Ella asiente. Tú te sientas a su lado, no frente a ella. No dices nada por casi un minuto.

Ella empieza a hablar sola: "Es que no sé qué va a pasar."

Tú respondes: "Aquí estoy."

No ofreces soluciones. No preguntas detalles médicos. No dices "va a estar bien". Solo permaneces presente.

Ese momento, según la evidencia, es exactamente lo que Fernanda necesita para sentir que no está sola. Y esa sensación es el cimiento sobre el cual se construye toda intervención posterior.

Lo que el primer contacto no es

El primer contacto no es terapia. No es diagnóstico. No es resolver la crisis. Es tender un puente entre el aislamiento emocional y la posibilidad de recibir ayuda.

Tú no necesitas ser psicólogo para hacer esto. Necesitas presencia, paciencia y la disposición de tolerar tu propia incomodidad para que la otra persona no tenga que cargar también con la tuya.

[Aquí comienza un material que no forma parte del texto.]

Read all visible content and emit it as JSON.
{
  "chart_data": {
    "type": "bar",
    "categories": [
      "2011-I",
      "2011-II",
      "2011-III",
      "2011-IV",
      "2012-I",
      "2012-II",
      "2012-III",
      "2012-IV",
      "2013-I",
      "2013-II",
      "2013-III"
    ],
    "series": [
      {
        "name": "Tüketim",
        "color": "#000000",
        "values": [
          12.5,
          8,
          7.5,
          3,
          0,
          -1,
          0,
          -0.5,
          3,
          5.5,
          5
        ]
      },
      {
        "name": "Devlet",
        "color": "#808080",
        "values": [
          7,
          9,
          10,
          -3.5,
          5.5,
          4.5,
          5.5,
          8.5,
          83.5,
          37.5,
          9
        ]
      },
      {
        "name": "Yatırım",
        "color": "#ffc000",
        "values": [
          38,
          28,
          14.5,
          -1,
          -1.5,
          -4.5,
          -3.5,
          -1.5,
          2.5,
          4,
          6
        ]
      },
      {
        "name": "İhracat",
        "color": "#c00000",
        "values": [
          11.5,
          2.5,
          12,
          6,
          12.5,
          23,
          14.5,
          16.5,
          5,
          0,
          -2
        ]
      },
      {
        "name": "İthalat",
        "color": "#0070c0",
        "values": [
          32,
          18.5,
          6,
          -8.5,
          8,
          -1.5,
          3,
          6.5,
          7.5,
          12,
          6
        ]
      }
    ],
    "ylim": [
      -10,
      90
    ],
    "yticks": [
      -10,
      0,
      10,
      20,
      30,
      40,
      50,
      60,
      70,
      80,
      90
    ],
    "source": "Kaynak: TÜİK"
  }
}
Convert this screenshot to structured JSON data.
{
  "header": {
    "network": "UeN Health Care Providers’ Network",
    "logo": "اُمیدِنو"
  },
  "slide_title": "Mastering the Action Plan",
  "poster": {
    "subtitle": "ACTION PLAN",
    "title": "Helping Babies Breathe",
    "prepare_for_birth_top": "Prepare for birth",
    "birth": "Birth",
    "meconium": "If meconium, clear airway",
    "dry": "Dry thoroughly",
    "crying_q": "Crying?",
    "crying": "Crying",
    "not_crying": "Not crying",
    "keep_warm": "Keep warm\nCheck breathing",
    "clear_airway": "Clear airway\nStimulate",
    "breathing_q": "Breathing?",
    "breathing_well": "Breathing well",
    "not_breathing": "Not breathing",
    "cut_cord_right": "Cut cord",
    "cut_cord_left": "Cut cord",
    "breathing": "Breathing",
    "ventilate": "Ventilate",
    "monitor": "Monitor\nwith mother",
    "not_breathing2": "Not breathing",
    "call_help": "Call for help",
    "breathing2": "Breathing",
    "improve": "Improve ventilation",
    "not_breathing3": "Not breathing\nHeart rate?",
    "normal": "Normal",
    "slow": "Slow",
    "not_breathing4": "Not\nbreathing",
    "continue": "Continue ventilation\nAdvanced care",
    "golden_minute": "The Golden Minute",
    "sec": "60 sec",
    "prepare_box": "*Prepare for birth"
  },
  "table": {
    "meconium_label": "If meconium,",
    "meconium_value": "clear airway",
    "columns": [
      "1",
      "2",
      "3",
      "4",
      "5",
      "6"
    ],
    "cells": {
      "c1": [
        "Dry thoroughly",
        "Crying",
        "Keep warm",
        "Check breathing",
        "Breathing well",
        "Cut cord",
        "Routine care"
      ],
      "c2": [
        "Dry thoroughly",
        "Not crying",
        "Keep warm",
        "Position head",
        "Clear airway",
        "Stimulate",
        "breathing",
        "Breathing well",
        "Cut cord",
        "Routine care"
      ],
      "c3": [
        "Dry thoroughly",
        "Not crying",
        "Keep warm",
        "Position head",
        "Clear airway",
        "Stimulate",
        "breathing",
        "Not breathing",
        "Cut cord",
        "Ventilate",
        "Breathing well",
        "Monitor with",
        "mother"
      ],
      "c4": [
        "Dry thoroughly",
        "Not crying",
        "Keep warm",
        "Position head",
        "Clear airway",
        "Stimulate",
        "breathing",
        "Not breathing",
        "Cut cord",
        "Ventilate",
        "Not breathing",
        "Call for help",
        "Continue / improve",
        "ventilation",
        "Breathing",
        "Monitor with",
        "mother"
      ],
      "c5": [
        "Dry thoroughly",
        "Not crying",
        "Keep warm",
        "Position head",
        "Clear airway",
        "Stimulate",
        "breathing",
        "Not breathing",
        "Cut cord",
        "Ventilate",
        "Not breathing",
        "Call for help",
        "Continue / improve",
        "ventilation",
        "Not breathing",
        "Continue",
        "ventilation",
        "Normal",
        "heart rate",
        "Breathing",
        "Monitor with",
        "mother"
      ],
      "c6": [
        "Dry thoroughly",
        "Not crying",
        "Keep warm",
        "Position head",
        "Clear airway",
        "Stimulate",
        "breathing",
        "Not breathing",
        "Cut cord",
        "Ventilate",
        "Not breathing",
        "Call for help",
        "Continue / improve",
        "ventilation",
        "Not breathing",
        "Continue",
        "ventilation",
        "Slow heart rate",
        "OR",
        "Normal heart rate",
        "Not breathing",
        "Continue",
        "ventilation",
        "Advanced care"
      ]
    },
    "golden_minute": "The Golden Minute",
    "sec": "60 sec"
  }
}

Esa es la diferencia entre un primer contacto que abre y uno que cierra.

En la siguiente lección aprenderás cómo escuchar activamente una vez que la persona comienza a hablar, para mantener ese puente abierto sin interrumpir el proceso emocional que ya iniciaste.

Puntos clave

  • El primer paso en una crisis no es decir algo perfecto: es ofrecer presencia activa sin imponer palabras ni soluciones antes de que la persona se sienta acompañada.
  • El Marco PAUSA (Permiso, Ajuste corporal, Uso del silencio, Seguir su ritmo, Ancla verbal) es una guía práctica para hacer un primer contacto seguro y sin generar rechazo.
  • El silencio intencional es una herramienta terapéutica: no exige procesamiento cognitivo al cerebro en crisis y comunica disponibilidad sin presión; un estudio de la UNAM encontró que fue el elemento más recordado como útil en intervenciones exitosas.
  • El 74% de las personas en crisis describieron las frases de aliento inmediato como vacías o irritantes, porque llegan antes de que la persona se sienta escuchada.
  • Los errores más comunes —bombardear con preguntas, ofrecer soluciones prematuras, comparar con otros y huir del silencio— cierran la conversación justo cuando más necesita estar abierta.